First and foremost, of course, they spoke to reporters on Wednesday about what to expect this season (though they weren’t allowed to say too much, as usual).
“This season we had the biggest cast we’ve ever had,” said Aubrey O’Day, a veteran of MTV’s “Making the Band” and Oxygen’s “All About Aubrey.”
“We had, I think, crazier challenges than I’ve ever seen on past seasons. In relation to other shows I’ve been on, this was the most real.”
Former “Incredible Hulk” Lou Ferrigno added that this season was “very difficult and challenging,” although he “learned a lot and had a lot of fun. It was tough. But basically it’s like a chess game.”
Comedian and radio host Adam Carolla agreed, saying, “It is about survival. You’re not there to thrive, you’re not there to be eliminated, and not to have a stroke. I don’t want to give away too much, but I was one of those things during the course of this show.”
O’Day also promised that, compared to last season’s Meatloaf/Gary Busey-fest, “It’s 1000 times better. I’ve watched every season, and I’ve never seen anything like it. I’ve been on enough catfight reality shows to say that.”
When asked about their fellow contestants, Carolla said, “I was surprised that Clay Aiken was as gritty as he was.
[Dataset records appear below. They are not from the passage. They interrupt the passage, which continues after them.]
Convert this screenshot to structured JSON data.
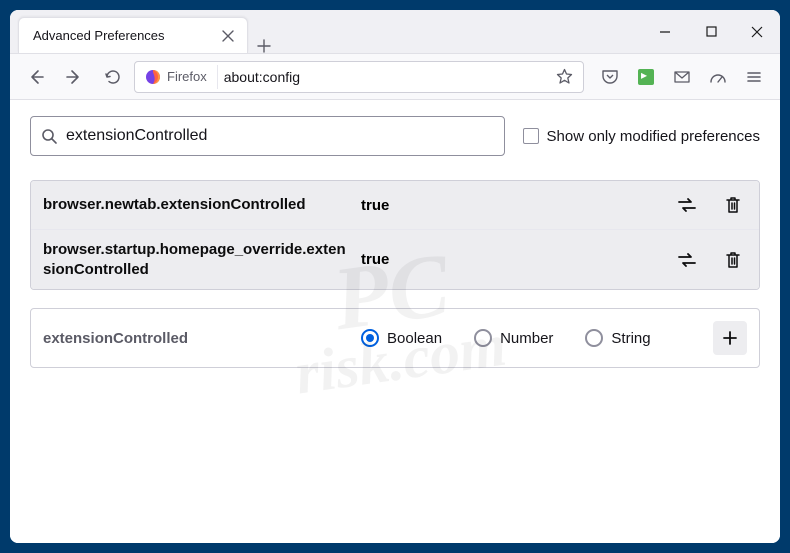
{
  "window": {
    "tab_title": "Advanced Preferences"
  },
  "navbar": {
    "identity_label": "Firefox",
    "url": "about:config"
  },
  "search": {
    "value": "extensionControlled",
    "checkbox_label": "Show only modified preferences"
  },
  "prefs": [
    {
      "name": "browser.newtab.extensionControlled",
      "value": "true",
      "modified": true
    },
    {
      "name": "browser.startup.homepage_override.extensionControlled",
      "value": "true",
      "modified": true
    }
  ],
  "add_row": {
    "name": "extensionControlled",
    "options": [
      "Boolean",
      "Number",
      "String"
    ],
    "selected": "Boolean"
  },
  "watermark": {
    "line1": "PC",
    "line2": "risk.com"
  }
}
I knew he had a competitive spirit. But I didn’t know the guy, under his huge candy consumption, would just roll up his sleeves. You don’t normally associate Clay Aiken with the guy you want on your football team, but for me the [most surprising] was Clay Aiken.”
As for the celebrities’ charities, Penn Jillette spoke highly about Opportunity Village, boasting about the fact that it was one of Elvis Presley’s favorites.
“We’ve heard that speech 1000 times!” joked O’Day.
Carolla put forth why he joined “Celebrity Apprentice,” as well.
“I originally wanted to do P. Diddy’s show [‘Making the Band’], and when that shut down I set my sights on ‘Celebrity Apprentice.'”
Joking aside, he said that this show proves that one idea about celebrities is something of a myth: “People think celebrities are soft because they live a lifestyle with a lot of luxury. Celebrities are some of the hardest working people. You have to be, because how the hell are you going to get to this place if you don’t have that fire in your belly?”
While O’Day may be an old pro at reality TV, Jillette once sought to feature the genre on his now-defunct Showtime series, “Penn & Teller: Bull****.”
“Reality TV was a topic that I brought up every year. The problem is that everybody’s signing these heavy non-disclosure agreements, and everybody is copyrighting all the material. We were locked out of information. But I certainly wanted very much to talk about how the word ‘reality’ has been distorted, and how what you’re seeing on ‘Celebrity Apprentice’ is not a documentary but an improvised soap opera by professionals,” he said.
The celebrities were also asked to weigh in on the 2012 campaign season, since the Donald continually floats the idea of throwing his hat into the ring.
“Although I was appalled at the idea of Donald Trump having anything to do with [politics], having watched [the campaign], he was the perfect person, and maybe that’s a reason to put a bullet in our heads,” said Jillette.
“I think he would have been great at moderating one of those [debates] after being on the business end of his soup cooler in that boardroom,” Carolla chimed in.
To which Jillette replied, “Except none of the candidates would have been able to say anything, which might have been a plus for all of us.”